For the last decade, The Hospital for Sick Children (SickKids) has been utilizing 3D printed heart models to assist doctors in the management of patients with complex congenital heart disease. This work was pioneered and driven by Dr Shi-Joon Yoo with the support of the surgeons, physicians and engineers within SickKids. Doctors now have a new tool in their armory to diagnose and plan treatment strategies for these patients, some with the rarest and most complex heart defects.
Bioinformatic research in University of Toronto incorporates state of the art techniques such as Whole Genome Sequencing, Single Cell RNA Sequencing, and deep Proteomics including post-translational protein modifications. These have been applied to promote understanding of pathophysiology and prognosis in congenital heart disease, heart failure, and thoracic aortic aneurysm/dissection.
Biomarker validation work incorporates both in vitro and in vivo model systems, including "organ on chip" platforms. Advanced molecular cloning and genetic engineering approaches are taken to elucidate mechanistic pathways, characterize downstream phenotypic effects, and design disease therapies for precision medicine.

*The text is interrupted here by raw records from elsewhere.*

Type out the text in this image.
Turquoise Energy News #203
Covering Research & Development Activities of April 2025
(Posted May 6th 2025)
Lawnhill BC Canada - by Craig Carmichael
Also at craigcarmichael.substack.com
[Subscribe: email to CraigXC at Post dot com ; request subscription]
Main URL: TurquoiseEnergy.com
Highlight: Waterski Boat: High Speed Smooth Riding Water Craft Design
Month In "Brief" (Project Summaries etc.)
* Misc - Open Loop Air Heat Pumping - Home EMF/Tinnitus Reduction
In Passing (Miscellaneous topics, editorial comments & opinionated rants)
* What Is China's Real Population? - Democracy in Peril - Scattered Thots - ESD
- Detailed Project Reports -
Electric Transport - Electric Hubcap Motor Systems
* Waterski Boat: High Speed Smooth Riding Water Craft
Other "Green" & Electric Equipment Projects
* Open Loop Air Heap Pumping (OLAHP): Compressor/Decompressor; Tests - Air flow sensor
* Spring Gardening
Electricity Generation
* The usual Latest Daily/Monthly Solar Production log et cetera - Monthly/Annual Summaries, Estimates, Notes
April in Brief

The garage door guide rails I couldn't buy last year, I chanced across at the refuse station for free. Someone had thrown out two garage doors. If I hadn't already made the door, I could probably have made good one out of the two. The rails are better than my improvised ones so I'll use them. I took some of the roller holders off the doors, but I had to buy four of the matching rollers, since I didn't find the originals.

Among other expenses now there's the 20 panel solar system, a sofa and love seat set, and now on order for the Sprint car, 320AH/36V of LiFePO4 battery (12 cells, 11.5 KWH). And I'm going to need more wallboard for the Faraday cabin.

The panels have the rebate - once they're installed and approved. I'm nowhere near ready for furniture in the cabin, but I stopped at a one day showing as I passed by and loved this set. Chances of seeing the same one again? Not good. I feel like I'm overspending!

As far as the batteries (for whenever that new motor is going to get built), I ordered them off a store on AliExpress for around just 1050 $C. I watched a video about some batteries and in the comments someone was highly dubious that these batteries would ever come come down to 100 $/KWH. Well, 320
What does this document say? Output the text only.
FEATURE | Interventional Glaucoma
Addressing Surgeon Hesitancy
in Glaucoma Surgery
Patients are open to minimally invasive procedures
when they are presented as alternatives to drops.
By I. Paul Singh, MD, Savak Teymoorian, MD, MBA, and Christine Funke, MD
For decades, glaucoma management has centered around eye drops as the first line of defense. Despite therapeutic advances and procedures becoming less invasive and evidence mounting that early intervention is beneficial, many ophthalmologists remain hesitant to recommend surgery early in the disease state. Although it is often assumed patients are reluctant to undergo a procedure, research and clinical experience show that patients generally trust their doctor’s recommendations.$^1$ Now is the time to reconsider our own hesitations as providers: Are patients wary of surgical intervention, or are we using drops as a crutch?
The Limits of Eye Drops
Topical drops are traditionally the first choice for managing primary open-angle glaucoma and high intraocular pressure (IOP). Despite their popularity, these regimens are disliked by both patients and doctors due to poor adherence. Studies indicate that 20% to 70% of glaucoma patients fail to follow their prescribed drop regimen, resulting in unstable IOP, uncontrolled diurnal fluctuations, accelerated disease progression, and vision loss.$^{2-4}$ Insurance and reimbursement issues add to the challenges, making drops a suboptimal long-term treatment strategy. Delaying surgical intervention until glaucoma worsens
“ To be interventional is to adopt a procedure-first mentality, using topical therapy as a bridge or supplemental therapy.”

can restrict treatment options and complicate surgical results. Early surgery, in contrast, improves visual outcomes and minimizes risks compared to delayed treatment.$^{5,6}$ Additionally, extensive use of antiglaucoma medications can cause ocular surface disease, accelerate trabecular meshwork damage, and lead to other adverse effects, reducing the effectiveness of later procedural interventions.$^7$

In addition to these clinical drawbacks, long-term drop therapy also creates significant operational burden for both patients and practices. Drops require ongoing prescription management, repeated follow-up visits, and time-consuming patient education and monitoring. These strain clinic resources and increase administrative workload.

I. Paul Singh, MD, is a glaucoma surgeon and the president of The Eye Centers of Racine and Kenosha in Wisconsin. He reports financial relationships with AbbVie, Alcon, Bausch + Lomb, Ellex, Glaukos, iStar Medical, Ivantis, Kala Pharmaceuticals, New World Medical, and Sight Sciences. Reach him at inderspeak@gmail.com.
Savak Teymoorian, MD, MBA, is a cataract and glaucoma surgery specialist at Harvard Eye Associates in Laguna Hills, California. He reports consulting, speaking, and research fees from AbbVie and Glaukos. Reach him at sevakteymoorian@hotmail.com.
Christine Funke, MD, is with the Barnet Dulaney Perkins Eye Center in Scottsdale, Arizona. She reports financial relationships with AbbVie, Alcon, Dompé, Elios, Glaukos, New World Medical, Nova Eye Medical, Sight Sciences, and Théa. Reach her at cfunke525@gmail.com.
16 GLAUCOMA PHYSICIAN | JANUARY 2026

University of Toronto has long been a focal point for clinical management and research in cardiac tumours. In 2016 the first Toronto Cardiac Tumour Conference was held, which brings the world's experts in the field of cardiac tumours on a yearly basis. More recently, the INTERACT project (INTernational Registry to Assess Cardiac Tumours), a multi-national, multidisciplinary endeavor to capture all cardiac tumours globally, brings together centres around the world to try to improve care and outcome in these very rare tumours.
University of Toronto researchers have leading roles in several multinational clinical trials in cardiac surgery. These clinical trials involve topics related to myocardial revascularization, aortic surgery, valve surgery, heart failure, and cardiovascular prevention. Current myocardial revascularization trials include STICH3C, ROMA, ROMA-W, NEWTON-CABG, CLEAR SYNERGY (OASIS-9), and ODIN. Current aortic surgery trials include HEADSTART and TITAN, while current valve surgery trials include the CTSNet trial series (mitral and tricuspid valve) and CAMRA. Current heart failure trials include EMPA-HEART and EMPA-HEART2, while current cardiovascular prevention trials include SELECT and VESALIUS.
Research in minimally invasive cardiac surgery runs in parallel to the comprehensive scope of interventions offered across our affiliated hospitals. A variety of less invasive approaches are performed for aortic, mitral, and tricuspid valve repairs or replacements, single- and multi-vessel coronary artery bypass surgeries, hybrid coronary artery revascularization, maze procedures for atrial fibrillation, as well as congenital repairs. Research in these areas includes the refinement and development of novel techniques such as complex valvular repair as well as the conduct of epidemiological studies to assess clinical outcomes contrasted against more traditional invasive surgical approaches.
The University of Toronto offers a robust surgical ablation program with clinical expertise in a range of surgical options for the treatment of atrial fibrillation including minimally invasive surgical ablation, and open surgical ablation. Current clinical research projects are aimed at defining the epidemiology of pre-operative atrial fibrillation in Canada, and evaluating the outcomes of patients with atrial fibrillation who undergo surgical ablation, and hybrid minimally invasive surgical ablation approaches.